Lazy import of csv file in Clojure
I’ve been looking at Clojure now and then for a while… really wanna learn this stuff :) The other day I needed to import a very large CSV file… and it seemed like a good problem to try solve in Clojure.
I’m using Leiningen and started with the following project setup.
project.clj:
(defproject bbr "1.0.0"
:description "Import BBR data"
:dependencies [[org.clojure/clojure "1.3.0"]
[org.clojure/clojure-contrib "1.2.0"]
[org.clojure/java.jdbc "0.0.6"]
[mysql/mysql-connector-java "5.1.6"]
[clojure-csv "2.0.0-alpha2"]])
core.clj:
(ns bbr.core
(:require [clojure-csv.core :as csv]
[clojure.java.jdbc :as sql])
(:use [clojure.java.io :only [reader]]))
(def db {:classname "com.mysql.jdbc.Driver"
:subprotocol "mysql"
:subname "//localhost:3306/mydb"
:user "root"})
(defn parse-row [row]
(let [v (first (csv/parse-csv row :delimiter \;))]
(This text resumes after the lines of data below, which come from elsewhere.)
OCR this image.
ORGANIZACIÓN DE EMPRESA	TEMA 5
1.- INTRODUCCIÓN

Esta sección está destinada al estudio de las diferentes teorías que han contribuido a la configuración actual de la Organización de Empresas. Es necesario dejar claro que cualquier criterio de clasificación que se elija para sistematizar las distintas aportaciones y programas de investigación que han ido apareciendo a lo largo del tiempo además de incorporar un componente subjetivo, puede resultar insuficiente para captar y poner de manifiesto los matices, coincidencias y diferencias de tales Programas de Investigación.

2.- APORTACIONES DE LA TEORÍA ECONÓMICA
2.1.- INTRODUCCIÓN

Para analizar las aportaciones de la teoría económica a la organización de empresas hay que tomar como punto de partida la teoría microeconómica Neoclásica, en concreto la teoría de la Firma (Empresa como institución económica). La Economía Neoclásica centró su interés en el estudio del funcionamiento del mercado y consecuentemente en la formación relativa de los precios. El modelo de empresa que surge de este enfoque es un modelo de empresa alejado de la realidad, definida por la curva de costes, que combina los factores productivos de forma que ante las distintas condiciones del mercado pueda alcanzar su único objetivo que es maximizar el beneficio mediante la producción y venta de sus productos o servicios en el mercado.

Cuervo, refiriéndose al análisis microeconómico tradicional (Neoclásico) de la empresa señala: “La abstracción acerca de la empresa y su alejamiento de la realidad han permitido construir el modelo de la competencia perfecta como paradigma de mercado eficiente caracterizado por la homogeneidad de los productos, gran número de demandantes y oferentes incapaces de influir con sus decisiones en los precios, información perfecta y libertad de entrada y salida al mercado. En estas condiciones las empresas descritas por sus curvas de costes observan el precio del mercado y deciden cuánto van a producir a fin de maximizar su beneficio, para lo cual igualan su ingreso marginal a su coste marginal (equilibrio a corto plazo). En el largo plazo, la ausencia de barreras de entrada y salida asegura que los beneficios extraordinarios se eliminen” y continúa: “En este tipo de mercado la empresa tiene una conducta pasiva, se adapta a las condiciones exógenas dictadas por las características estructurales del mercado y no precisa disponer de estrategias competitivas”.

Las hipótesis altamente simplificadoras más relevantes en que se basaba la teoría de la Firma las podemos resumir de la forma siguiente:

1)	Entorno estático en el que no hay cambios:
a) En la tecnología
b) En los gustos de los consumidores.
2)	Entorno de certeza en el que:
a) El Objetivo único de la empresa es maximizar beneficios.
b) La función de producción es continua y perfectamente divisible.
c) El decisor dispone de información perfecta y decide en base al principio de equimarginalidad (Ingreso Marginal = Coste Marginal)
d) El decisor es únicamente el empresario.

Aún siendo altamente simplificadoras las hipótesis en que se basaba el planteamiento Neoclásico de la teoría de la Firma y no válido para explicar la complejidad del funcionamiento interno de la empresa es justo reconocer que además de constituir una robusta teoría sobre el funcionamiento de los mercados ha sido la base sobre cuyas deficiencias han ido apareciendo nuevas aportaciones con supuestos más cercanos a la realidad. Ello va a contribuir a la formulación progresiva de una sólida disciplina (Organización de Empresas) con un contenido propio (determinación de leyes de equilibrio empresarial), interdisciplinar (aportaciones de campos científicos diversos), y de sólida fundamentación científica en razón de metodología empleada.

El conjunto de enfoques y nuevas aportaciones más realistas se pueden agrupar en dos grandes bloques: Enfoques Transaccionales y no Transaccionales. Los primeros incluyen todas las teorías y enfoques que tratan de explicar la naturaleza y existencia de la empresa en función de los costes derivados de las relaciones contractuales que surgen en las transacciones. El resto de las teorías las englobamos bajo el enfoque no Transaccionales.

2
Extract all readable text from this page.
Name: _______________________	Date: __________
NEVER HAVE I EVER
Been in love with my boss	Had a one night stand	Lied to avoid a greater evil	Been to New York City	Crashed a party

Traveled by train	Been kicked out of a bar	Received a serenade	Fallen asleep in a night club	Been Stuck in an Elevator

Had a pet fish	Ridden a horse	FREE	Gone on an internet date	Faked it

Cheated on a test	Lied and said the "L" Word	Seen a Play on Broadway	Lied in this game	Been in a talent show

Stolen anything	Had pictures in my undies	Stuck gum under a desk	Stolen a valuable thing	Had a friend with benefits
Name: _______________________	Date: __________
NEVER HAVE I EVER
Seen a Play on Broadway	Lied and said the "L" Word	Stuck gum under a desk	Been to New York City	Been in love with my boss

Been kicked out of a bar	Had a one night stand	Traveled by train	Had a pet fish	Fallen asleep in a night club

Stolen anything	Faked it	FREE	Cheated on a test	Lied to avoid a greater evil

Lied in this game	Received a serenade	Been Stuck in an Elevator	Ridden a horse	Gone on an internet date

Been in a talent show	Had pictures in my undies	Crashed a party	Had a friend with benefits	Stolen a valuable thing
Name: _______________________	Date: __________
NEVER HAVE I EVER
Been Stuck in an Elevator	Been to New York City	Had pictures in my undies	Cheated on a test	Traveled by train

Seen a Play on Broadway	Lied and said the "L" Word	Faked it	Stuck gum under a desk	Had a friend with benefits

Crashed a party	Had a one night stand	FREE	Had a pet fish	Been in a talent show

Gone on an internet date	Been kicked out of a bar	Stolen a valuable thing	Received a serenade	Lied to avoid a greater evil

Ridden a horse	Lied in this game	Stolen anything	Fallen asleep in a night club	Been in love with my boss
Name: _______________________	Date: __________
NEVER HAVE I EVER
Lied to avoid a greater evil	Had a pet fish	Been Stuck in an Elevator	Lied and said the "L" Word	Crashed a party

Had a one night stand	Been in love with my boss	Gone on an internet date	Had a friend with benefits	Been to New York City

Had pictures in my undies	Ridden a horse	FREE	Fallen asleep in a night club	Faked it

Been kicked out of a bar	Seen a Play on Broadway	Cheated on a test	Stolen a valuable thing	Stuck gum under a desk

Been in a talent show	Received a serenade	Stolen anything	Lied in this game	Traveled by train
(zipmap [:kvhx :road :no :floor :door :zip_code :city] v)))
(defn parse-file
[filename]
(with-open [file (reader filename :encoding "ISO-8859-1")]
(sql/with-connection db
(doseq [line (line-seq file)]
(let [record (parse-row line)]
(sql/update-or-insert-values "bbr" ["kvhx=?" (:kvhx record)] record))))))
The above should be able to import VERY large CSV files into the database because it reads one line from the file at the time.